After adding n connections with classical ResNet approach:

z^[l] = W^[l] · Σ(i=0 to n) a^[i] + b^[l]

After adding n connections with Matrix-extended ResNet:

z^[l] = [W^[l]     ]   [a^[0]  ...  a^[n]]   + b^[l]
        [  ...     ]
        [   0      ]

Key Concepts

In the presented formulas:

a represents the data forwarded from the preceding layer
W is the weight matrix
b is the bias
z^[l] denotes the output of a layer l, which is subsequently processed by an activation function and passed to the next layers

To handle multiple input signals without data loss, we extend the weight matrix by adding rows filled with zero values and combining all incoming signals into a single matrix in a column-wise manner. The output remains the same as before during the first epoch after introducing this change (i.e., after adding the new connections). However, in subsequent backpropagation steps, these newly added zero weights become trainable, enabling additional flexibility for the layer.

This approach allows us to add or remove a specific number of layers without losing data or functionality.
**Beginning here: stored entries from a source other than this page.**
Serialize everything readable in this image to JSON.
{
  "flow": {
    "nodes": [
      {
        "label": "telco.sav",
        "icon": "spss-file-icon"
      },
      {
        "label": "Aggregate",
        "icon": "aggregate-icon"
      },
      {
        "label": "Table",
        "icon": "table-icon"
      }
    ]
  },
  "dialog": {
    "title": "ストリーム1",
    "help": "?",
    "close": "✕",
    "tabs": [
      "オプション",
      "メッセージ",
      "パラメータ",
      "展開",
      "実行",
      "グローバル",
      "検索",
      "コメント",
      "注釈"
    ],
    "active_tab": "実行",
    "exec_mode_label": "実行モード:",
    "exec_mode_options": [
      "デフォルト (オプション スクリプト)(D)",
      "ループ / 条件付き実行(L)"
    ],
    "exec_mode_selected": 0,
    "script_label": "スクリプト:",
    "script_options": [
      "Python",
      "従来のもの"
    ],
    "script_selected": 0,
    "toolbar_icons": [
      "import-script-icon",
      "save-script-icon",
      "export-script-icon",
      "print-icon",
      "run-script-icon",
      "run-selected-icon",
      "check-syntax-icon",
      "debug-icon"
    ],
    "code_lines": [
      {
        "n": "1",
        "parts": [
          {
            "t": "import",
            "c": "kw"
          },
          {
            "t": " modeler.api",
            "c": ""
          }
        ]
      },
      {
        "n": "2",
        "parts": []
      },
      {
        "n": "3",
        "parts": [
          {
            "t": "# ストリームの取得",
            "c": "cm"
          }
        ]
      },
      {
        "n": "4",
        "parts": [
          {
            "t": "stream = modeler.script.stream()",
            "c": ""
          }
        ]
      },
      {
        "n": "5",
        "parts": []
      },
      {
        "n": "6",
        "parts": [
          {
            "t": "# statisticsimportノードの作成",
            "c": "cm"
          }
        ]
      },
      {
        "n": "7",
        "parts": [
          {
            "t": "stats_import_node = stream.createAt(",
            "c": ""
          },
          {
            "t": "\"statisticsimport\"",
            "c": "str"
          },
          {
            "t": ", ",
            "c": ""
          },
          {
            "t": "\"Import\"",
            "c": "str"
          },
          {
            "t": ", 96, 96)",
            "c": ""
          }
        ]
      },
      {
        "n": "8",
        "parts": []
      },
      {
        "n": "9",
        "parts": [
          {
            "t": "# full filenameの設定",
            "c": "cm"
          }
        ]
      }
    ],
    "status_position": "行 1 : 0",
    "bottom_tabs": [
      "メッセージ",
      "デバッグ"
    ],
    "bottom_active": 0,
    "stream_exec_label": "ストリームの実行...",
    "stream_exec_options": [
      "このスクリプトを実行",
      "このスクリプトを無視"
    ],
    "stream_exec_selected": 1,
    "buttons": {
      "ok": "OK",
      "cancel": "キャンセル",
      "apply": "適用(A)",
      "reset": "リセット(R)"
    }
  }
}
Advantages Over Traditional ResNet

Backpropagation Efficiency

With our approach, the backpropagated error through multiple residual connections does not need to be duplicated. Instead, only the error related to the specific part of the weight matrix corresponding to a given layer's input is propagated. This ensures that each layer receives a backpropagated error that is directly calculated for it.

Increased Flexibility

Our new approach can be interpreted as increasing the number of connections but not the number of neurons, which brings a new field of possibilities to the algorithms that change the structure while training. Adding those connections can not only bring changes to the structure but also increase the number of trainable weights inside the layer without causing any loss in network memory.

Neuron Removal Benefits

This design makes neuron removal more effective, as removing neurons directly affects all connected layers. Unlike traditional ResNet where residual connections are merged using summation points, our matrix-extended residual connections are formed through direct connections between neurons. This means that when neurons are removed, the algorithm can directly identify and adjust the corresponding connections in all affected layers.

Connection to Neuron Removal

Removing neurons in one layer also affects the next connected layers by rescaling all connections related to the removed neurons. In those structures, it is possible to have many residual connections.

For each layer ℓ' receiving input from layer ℓ, the algorithm identifies the column range [s, e] in W_ℓ' that corresponds to the output of layer ℓ.

The weight matrix is partitioned as:

W_ℓ' = [W_before | W_middle | W_after]

where W_middle (size: n_ℓ' × n) corresponds to layer ℓ's contribution. Only W_middle is rescaled:

W'_ℓ' = [W_before | W_middle · Q_I | W_after]

In layer \(\ell\), the weight matrix rescaling was performed to reduce the number of neurons in a given layer. But in layer \(\ell'\) rescaling aims to reduce the number of connections, effectively reducing the total number of parameters in the network. The matrices \(W_{\text{before}}\) or \(W_{\text{after}}\) may be empty.

Summary

Matrix-extended residual connections provide a more flexible and efficient approach to handling skip connections in dynamically evolving neural networks. By using direct neuron connections rather than summation points, the method enables more effective structural modifications, particularly for neuron removal operations, while preserving learned information during architectural changes.